Europe's Plastics Industry Faces Decline
Decreased Production and Recycling in Europe as Global Plastics Manufacturing Rises
Once heralded as an innovative solution, plastics have become the focus of environmental concerns, particularly in Europe, which has the world's strictest regulatory framework. This regulatory environment, aimed at reducing plastic usage, has led to significant challenges for the European plastics industry, which struggles to compete with the global influx of cheaper materials.
According to Plastics Europe, the continent’s plastics production dropped by 8.3% in 2023, marking a deeper-than-expected decline. Recycling, particularly mechanical recycling—the most common form in Europe—fell for the first time since 2018 due to declining demand.
Virginia Janssens, Managing Director of Plastics Europe, expressed concerns about the ongoing "deindustrialization in Europe." She highlighted how energy-intensive industries, including plastics manufacturing, face mounting pressure from high energy costs and regulatory constraints, which lead to greater reliance on less sustainable imports.

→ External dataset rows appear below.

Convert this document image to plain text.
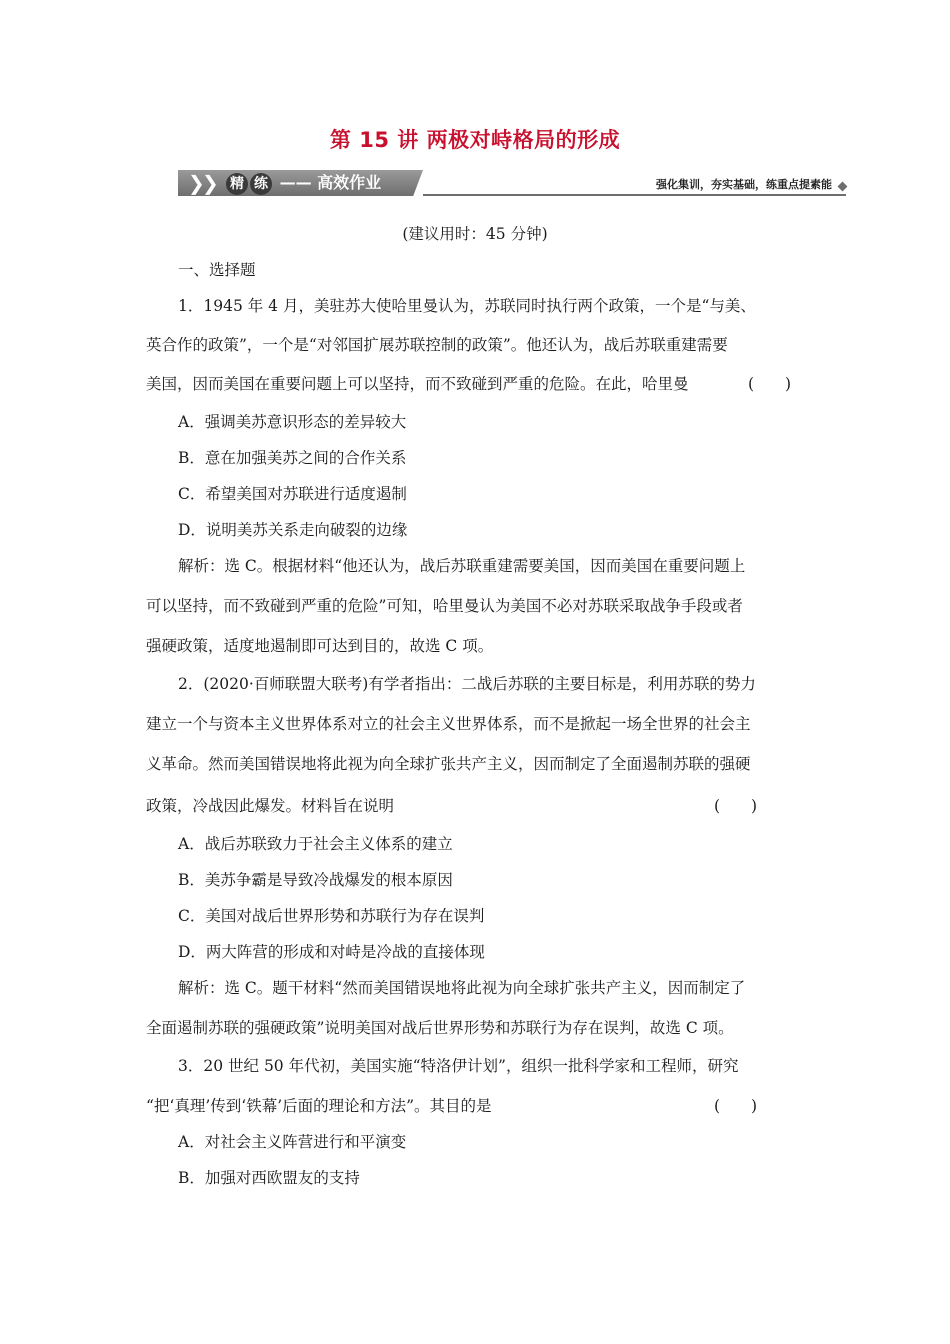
第 15 讲 两极对峙格局的形成
❯
❯ 精 练 —— 高效作业	强化集训，夯实基础，练重点提素能
(建议用时：45 分钟)
一、选择题
1．1945 年 4 月，美驻苏大使哈里曼认为，苏联同时执行两个政策，一个是“与美、
英合作的政策”，一个是“对邻国扩展苏联控制的政策”。他还认为，战后苏联重建需要
美国，因而美国在重要问题上可以坚持，而不致碰到严重的危险。在此，哈里曼	(　　)
A．强调美苏意识形态的差异较大
B．意在加强美苏之间的合作关系
C．希望美国对苏联进行适度遏制
D．说明美苏关系走向破裂的边缘
解析：选 C。根据材料“他还认为，战后苏联重建需要美国，因而美国在重要问题上
可以坚持，而不致碰到严重的危险”可知，哈里曼认为美国不必对苏联采取战争手段或者
强硬政策，适度地遏制即可达到目的，故选 C 项。
2．(2020·百师联盟大联考)有学者指出：二战后苏联的主要目标是，利用苏联的势力
建立一个与资本主义世界体系对立的社会主义世界体系，而不是掀起一场全世界的社会主
义革命。然而美国错误地将此视为向全球扩张共产主义，因而制定了全面遏制苏联的强硬
政策，冷战因此爆发。材料旨在说明	(　　)
A．战后苏联致力于社会主义体系的建立
B．美苏争霸是导致冷战爆发的根本原因
C．美国对战后世界形势和苏联行为存在误判
D．两大阵营的形成和对峙是冷战的直接体现
解析：选 C。题干材料“然而美国错误地将此视为向全球扩张共产主义，因而制定了
全面遏制苏联的强硬政策”说明美国对战后世界形势和苏联行为存在误判，故选 C 项。
3．20 世纪 50 年代初，美国实施“特洛伊计划”，组织一批科学家和工程师，研究
“把‘真理’传到‘铁幕’后面的理论和方法”。其目的是	(　　)
A．对社会主义阵营进行和平演变
B．加强对西欧盟友的支持
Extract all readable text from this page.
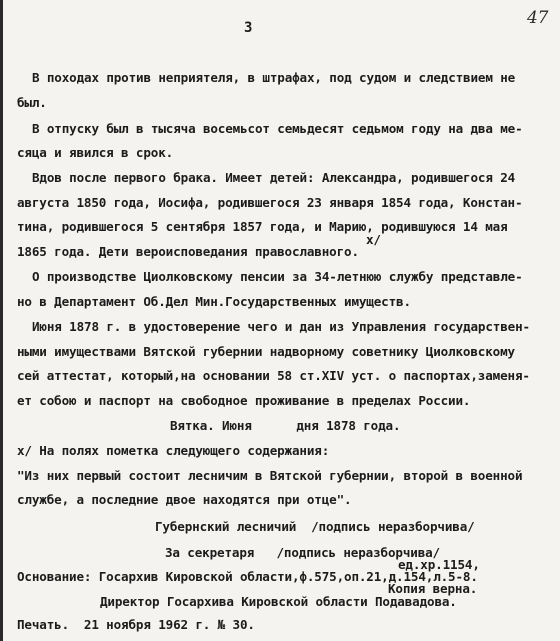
47
3
В походах против неприятеля, в штрафах, под судом и следствием не
был.
В отпуску был в тысяча восемьсот семьдесят седьмом году на два ме-
сяца и явился в срок.
Вдов после первого брака. Имеет детей: Александра, родившегося 24
августа 1850 года, Иосифа, родившегося 23 января 1854 года, Констан-
тина, родившегося 5 сентября 1857 года, и Марию, родившуюся 14 мая
х/
1865 года. Дети вероисповедания православного.
О производстве Циолковскому пенсии за 34-летнюю службу представле-
но в Департамент Об.Дел Мин.Государственных имуществ.
Июня 1878 г. в удостоверение чего и дан из Управления государствен-
ными имуществами Вятской губернии надворному советнику Циолковскому
сей аттестат, который,на основании 58 ст.XIV уст. о паспортах,заменя-
ет собою и паспорт на свободное проживание в пределах России.
Вятка. Июня      дня 1878 года.
х/ На полях пометка следующего содержания:
"Из них первый состоит лесничим в Вятской губернии, второй в военной
службе, а последние двое находятся при отце".
Губернский лесничий  /подпись неразборчива/
За секретаря   /подпись неразборчива/
ед.хр.1154,
Копия верна.
Основание: Госархив Кировской области,ф.575,оп.21,д.154,л.5-8.
Директор Госархива Кировской области Подавадова.
Печать.  21 ноября 1962 г. № 30.
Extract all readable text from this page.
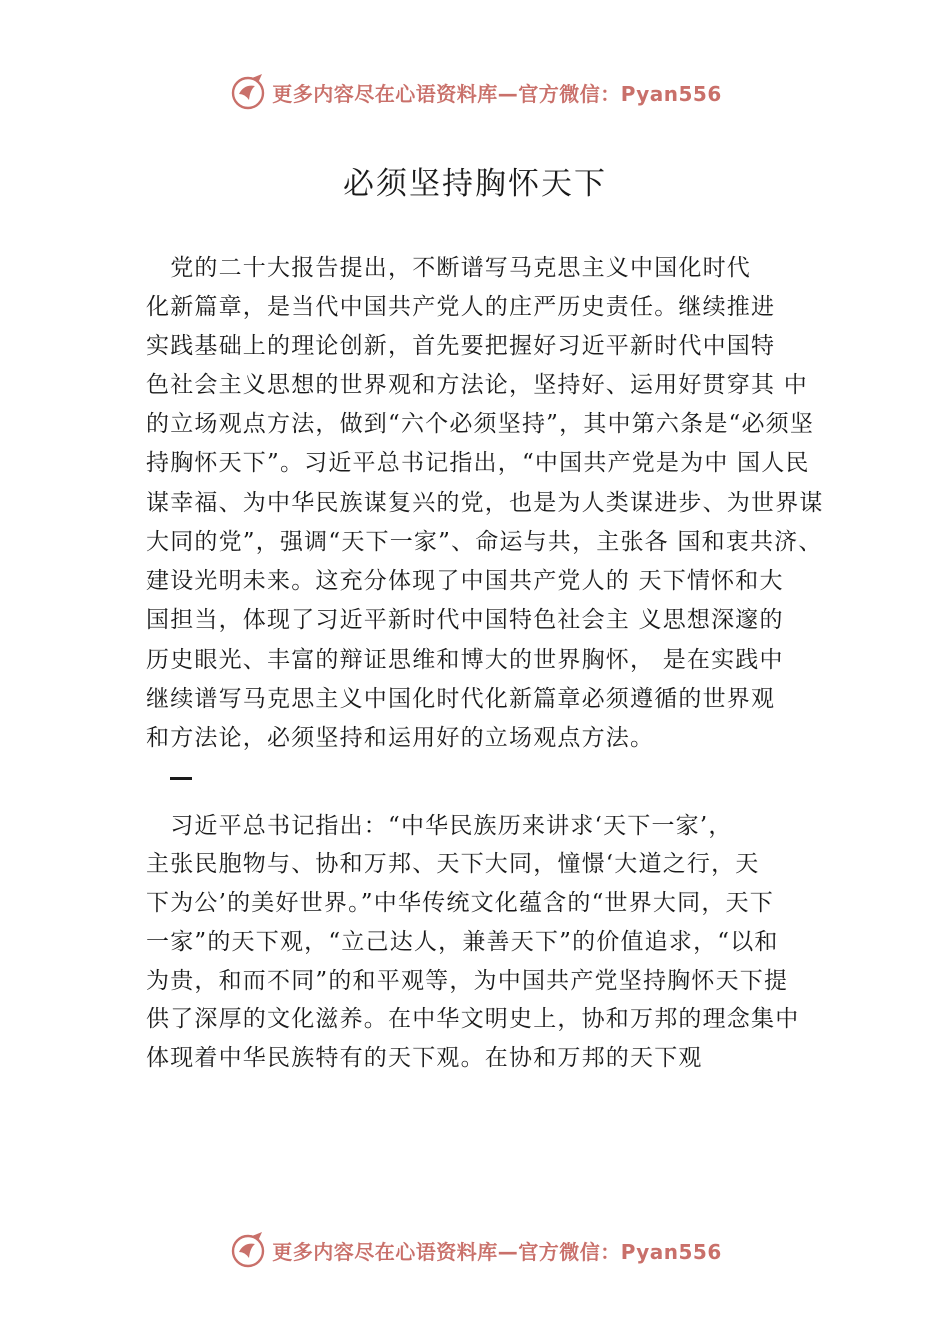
更多内容尽在心语资料库—官方微信：Pyan556
必须坚持胸怀天下
　党的二十大报告提出，不断谱写马克思主义中国化时代
化新篇章，是当代中国共产党人的庄严历史责任。继续推进
实践基础上的理论创新，首先要把握好习近平新时代中国特
色社会主义思想的世界观和方法论，坚持好、运用好贯穿其 中
的立场观点方法，做到“六个必须坚持”，其中第六条是“必须坚
持胸怀天下”。习近平总书记指出，“中国共产党是为中 国人民
谋幸福、为中华民族谋复兴的党，也是为人类谋进步、为世界谋
大同的党”，强调“天下一家”、命运与共，主张各 国和衷共济、
建设光明未来。这充分体现了中国共产党人的 天下情怀和大
国担当，体现了习近平新时代中国特色社会主 义思想深邃的
历史眼光、丰富的辩证思维和博大的世界胸怀， 是在实践中
继续谱写马克思主义中国化时代化新篇章必须遵循的世界观
和方法论，必须坚持和运用好的立场观点方法。
　习近平总书记指出：“中华民族历来讲求‘天下一家’，
主张民胞物与、协和万邦、天下大同，憧憬‘大道之行，天
下为公’的美好世界。”中华传统文化蕴含的“世界大同，天下
一家”的天下观，“立己达人，兼善天下”的价值追求，“以和
为贵，和而不同”的和平观等，为中国共产党坚持胸怀天下提
供了深厚的文化滋养。在中华文明史上，协和万邦的理念集中
体现着中华民族特有的天下观。在协和万邦的天下观
更多内容尽在心语资料库—官方微信：Pyan556
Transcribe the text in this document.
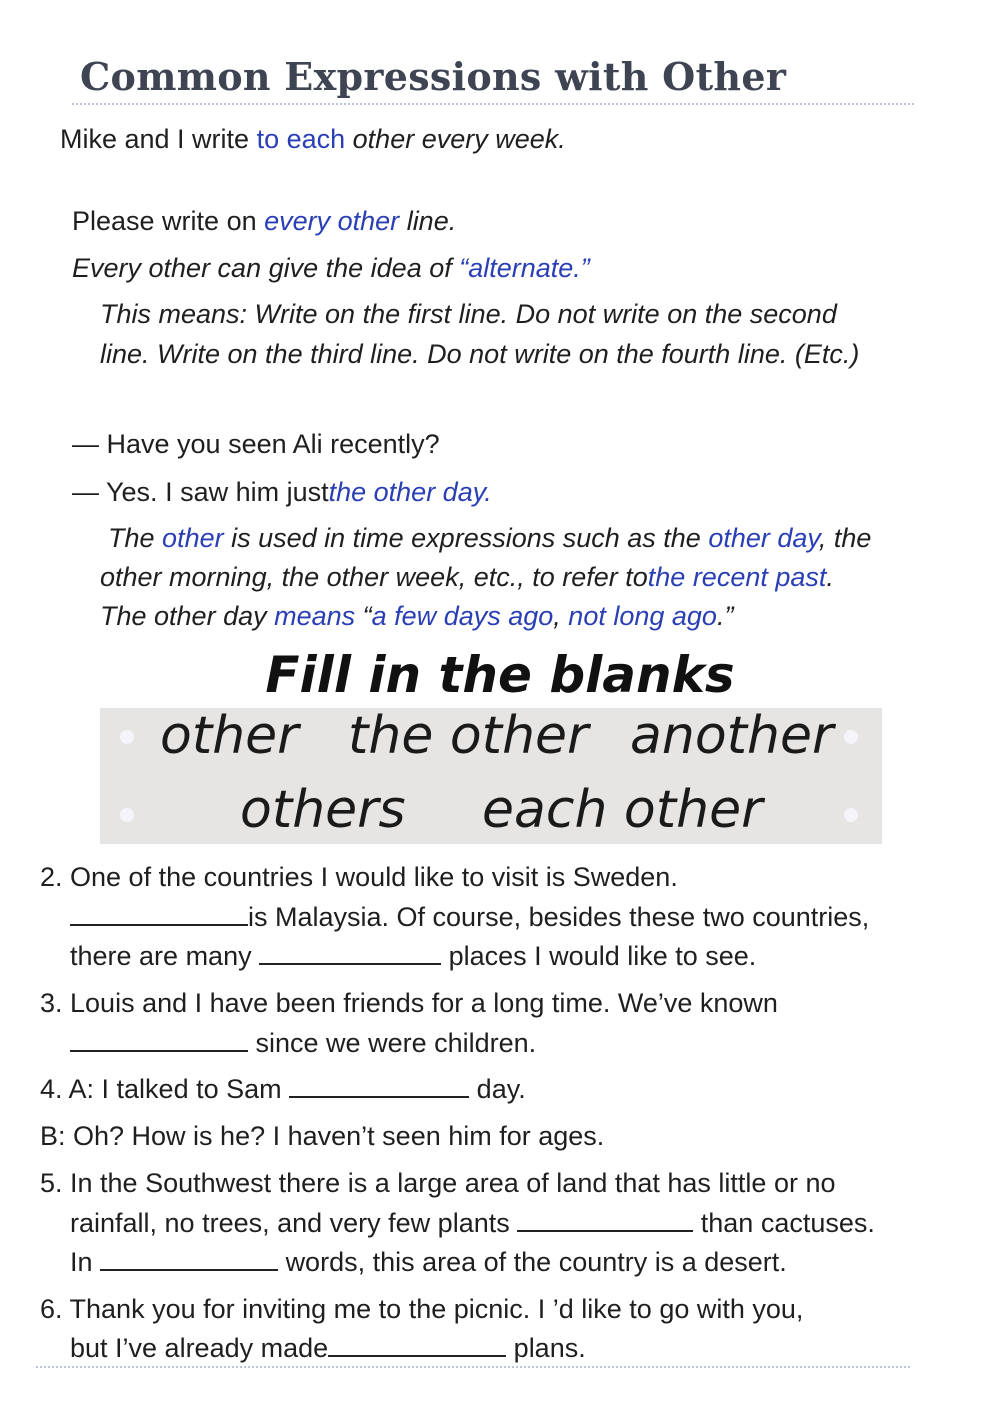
Common Expressions with Other
Mike and I write to each other every week.
Please write on every other line.
Every other can give the idea of “alternate.”
This means: Write on the first line. Do not write on the second
line. Write on the third line. Do not write on the fourth line. (Etc.)
— Have you seen Ali recently?
— Yes. I saw him justthe other day.
The other is used in time expressions such as the other day, the
other morning, the other week, etc., to refer tothe recent past.
The other day means “a few days ago, not long ago.”
Fill in the blanks
other the other another
others each other
2. One of the countries I would like to visit is Sweden.
is Malaysia. Of course, besides these two countries,
there are many	places I would like to see.
3. Louis and I have been friends for a long time. We’ve known
since we were children.
4. A: I talked to Sam	day.
B: Oh? How is he? I haven’t seen him for ages.
5. In the Southwest there is a large area of land that has little or no
rainfall, no trees, and very few plants	than cactuses.
In	words, this area of the country is a desert.
6. Thank you for inviting me to the picnic. I ’d like to go with you,
but I’ve already made	plans.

While Europe sees its share of the global plastics market shrinking—from 28% in 2006 to just 12% in 2023—countries like China and the United States are ramping up production. Global plastics manufacturing rose by 3.4% last year, with China accounting for 60% of the increase in petrochemical capacity, according to S&P Global.
This global surge undermines Europe’s push for recycled materials. Virgin plastics from outside the EU flood the market, making recycled materials economically uncompetitive. In September, a report by former European Central Bank President Mario Draghi attributed much of Europe’s economic slowdown to high energy prices, restrictive regulations, and lower production costs abroad.
The downward trend in European plastics recycling is alarming. Plastics Recyclers Europe reported last month that declining demand is forcing many recycling companies to shut down operations.
Several major corporations, including ExxonMobil, Sabic, and Trinseo, have announced plans to close or reevaluate petrochemical plants in Europe. Rob Ingram, CEO of Ineos’s olefins and polymers division, called Europe’s regulatory burden "self-inflicted harm," adding that without new investments, transitioning to more sustainable production will be impossible.
Ingram noted that while European demand for plastics remains steady, investments are flowing to the United States and Asia, where environmental regulations are less stringent. He warned that importing plastics manufactured under weaker regulations undermines Europe’s green objectives.
Virginia Janssens stressed the need for policy changes to stimulate demand for recycled plastics in products ranging from packaging to electric vehicles. "We are calling on policymakers for urgent measures—whether fiscal or financial—to boost investment in circular plastics in Europe," she said.